Misconception: computation implies purpose or agency
Several answers include a line like "things happen because they happen", which I read as an abbreviation for "computation implies purpose or agency, which the universe does not have".
Computation, as studied by computer scientists and mathematicians, implies nothing of the sort. Computation is simply the processing of information according to determined (but not necessarily deterministic) rules. For example, the cellular automata mentioned in Cort Ammon's answer are computational processes, which are fully characterized by their mathematical definitions, independently of any electronic or other physical implementation.
Misconception: computation cannot handle infinite or continuum-sized structures
People who have worked with computer algebra systems may remark that (physical) computers can handle exact symbolic manipulations involving $e$, $\pi$ etc. But there's a far more literal sense in which computation using real numbers and their relatives is meaningful.

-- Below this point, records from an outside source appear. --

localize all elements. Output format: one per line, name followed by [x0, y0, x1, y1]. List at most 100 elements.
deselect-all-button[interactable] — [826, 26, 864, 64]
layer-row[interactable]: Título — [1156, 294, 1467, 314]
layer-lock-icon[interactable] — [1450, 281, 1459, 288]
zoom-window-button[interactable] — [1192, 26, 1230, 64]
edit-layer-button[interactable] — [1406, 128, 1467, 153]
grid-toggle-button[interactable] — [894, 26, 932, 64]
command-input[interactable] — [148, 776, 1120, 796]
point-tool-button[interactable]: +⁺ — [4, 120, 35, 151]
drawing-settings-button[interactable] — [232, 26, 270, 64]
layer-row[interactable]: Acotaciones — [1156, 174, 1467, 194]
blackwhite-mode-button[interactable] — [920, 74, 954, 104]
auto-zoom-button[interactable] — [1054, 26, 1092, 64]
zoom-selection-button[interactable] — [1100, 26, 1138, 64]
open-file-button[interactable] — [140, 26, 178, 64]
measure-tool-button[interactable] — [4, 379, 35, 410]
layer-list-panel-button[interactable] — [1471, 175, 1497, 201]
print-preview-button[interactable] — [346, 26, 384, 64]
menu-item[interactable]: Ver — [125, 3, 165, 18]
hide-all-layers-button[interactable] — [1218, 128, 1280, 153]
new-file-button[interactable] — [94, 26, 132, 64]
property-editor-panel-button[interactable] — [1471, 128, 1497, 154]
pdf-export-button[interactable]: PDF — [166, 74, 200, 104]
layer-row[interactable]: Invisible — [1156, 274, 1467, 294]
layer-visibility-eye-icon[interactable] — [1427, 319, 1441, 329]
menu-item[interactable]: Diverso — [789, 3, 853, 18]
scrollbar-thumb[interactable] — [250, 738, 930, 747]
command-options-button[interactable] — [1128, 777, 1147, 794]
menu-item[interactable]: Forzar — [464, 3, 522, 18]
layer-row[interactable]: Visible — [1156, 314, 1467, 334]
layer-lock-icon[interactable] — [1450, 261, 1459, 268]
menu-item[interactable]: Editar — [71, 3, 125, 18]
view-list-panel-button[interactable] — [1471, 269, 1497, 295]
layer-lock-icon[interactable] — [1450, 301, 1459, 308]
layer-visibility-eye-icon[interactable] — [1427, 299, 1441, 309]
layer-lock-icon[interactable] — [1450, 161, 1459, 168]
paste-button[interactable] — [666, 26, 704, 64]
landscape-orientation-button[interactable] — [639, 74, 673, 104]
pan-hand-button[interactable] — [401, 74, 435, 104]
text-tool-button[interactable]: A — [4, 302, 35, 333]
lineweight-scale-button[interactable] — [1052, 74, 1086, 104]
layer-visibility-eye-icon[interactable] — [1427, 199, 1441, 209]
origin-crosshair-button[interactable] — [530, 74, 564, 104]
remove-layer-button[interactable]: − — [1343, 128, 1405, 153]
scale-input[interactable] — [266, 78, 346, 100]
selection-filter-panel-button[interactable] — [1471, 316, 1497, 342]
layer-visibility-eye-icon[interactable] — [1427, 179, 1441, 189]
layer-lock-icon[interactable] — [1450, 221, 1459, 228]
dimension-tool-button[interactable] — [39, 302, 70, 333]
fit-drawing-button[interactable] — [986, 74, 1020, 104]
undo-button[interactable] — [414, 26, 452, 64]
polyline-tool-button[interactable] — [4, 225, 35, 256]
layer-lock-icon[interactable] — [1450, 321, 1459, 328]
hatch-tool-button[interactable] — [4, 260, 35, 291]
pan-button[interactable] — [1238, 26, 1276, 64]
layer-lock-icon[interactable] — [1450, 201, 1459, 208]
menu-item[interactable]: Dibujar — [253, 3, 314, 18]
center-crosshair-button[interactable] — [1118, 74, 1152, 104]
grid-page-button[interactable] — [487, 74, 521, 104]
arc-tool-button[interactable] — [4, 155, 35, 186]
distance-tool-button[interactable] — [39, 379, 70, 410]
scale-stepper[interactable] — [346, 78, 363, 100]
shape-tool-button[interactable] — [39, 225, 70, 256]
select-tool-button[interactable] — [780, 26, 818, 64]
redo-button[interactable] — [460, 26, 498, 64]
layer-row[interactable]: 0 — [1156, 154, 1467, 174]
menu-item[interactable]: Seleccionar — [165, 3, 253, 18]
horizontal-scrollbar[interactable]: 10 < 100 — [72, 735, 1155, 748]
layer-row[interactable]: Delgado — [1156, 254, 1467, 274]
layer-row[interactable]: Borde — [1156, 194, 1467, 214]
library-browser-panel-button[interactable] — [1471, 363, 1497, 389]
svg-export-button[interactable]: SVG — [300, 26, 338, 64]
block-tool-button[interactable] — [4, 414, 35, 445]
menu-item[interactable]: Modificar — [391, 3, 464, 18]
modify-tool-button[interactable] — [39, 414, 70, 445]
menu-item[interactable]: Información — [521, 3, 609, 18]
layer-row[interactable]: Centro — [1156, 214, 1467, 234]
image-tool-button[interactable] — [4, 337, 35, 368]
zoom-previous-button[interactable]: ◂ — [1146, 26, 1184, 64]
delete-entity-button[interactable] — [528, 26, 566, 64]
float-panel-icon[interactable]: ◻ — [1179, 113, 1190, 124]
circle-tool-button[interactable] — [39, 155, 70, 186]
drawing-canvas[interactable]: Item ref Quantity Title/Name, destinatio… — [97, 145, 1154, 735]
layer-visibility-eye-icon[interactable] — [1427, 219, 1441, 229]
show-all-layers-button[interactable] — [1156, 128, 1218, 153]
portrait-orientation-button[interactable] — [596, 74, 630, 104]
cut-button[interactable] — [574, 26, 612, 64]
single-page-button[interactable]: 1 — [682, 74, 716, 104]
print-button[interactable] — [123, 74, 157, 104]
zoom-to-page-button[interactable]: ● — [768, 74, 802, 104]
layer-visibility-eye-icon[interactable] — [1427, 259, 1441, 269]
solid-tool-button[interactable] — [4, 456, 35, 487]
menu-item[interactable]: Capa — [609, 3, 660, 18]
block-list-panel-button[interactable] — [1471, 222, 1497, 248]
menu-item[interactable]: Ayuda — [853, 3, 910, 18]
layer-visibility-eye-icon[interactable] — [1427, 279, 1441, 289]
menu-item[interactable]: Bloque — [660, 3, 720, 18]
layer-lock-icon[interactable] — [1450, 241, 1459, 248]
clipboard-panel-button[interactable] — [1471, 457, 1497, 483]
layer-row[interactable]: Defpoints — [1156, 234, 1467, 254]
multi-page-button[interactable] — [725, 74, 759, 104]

Think of computation on bit streams: you're provided a stream of bits as input, and asked to produce a stream of bits as output, where each new bit of output is determined by some computation on the input bits that you've received so far. Since at each stage you only need a finite amount of input to produce a finite amount of output, you can do this using "ordinary" finite computation. But the result looks like you're computing with an infinite amount of information: for example, you can add, multiply etc. arbitrary real numbers in this manner. This approach is called Type Two Effectivity, and it's been an active area of research for decades now.
The same idea applies to all the structures and processes that we care about "in applications": differential equations, stochastic processes etc. are all essentially computational in nature, which is what allows us to solve them in the first place. Even apparently discontinuous phenomena such as measures and distributions are more properly defined in terms of continuous maps between "hyper"spaces of open, compact, etc. subspaces, and can therefore be handled computationally.
A common philosophical objection here is that any finite computation can only handle finite approximations to these infinite objects. But I think most people working in this area would respond that if every infinite object we care about can be presented as an endless, converging sequence of finite approximations, and our finite algorithms can transform these into other sequences which converge to the correct output, then whether we're "actually" computing with infinite objects becomes a matter of mere semantics. For all practical purposes, we are.
Conclusion
The scope of "computational processes" is far broader than is often imagined. If a process is well-defined, such that its behaviour could be tested against an appropriate model (even if that model is not known) then it can be interpreted as a computational process. This includes processes with parameters, and even entire families of processes where the parameters take on every possible value in some domain.
It does not include so-called "supertasks", such as "toggling a binary switch infinitely many times then checking its state at the end", precisely because their behaviour is not well-defined. But it does include "continuum-sized" processes such as differential equations, as long as their behaviour is not so irregular that it simulates a supertask. In particular, it includes any process that can be modelled and tested / predicted in principle, even if in practice the appropriate model or tests cannot be found or carried out.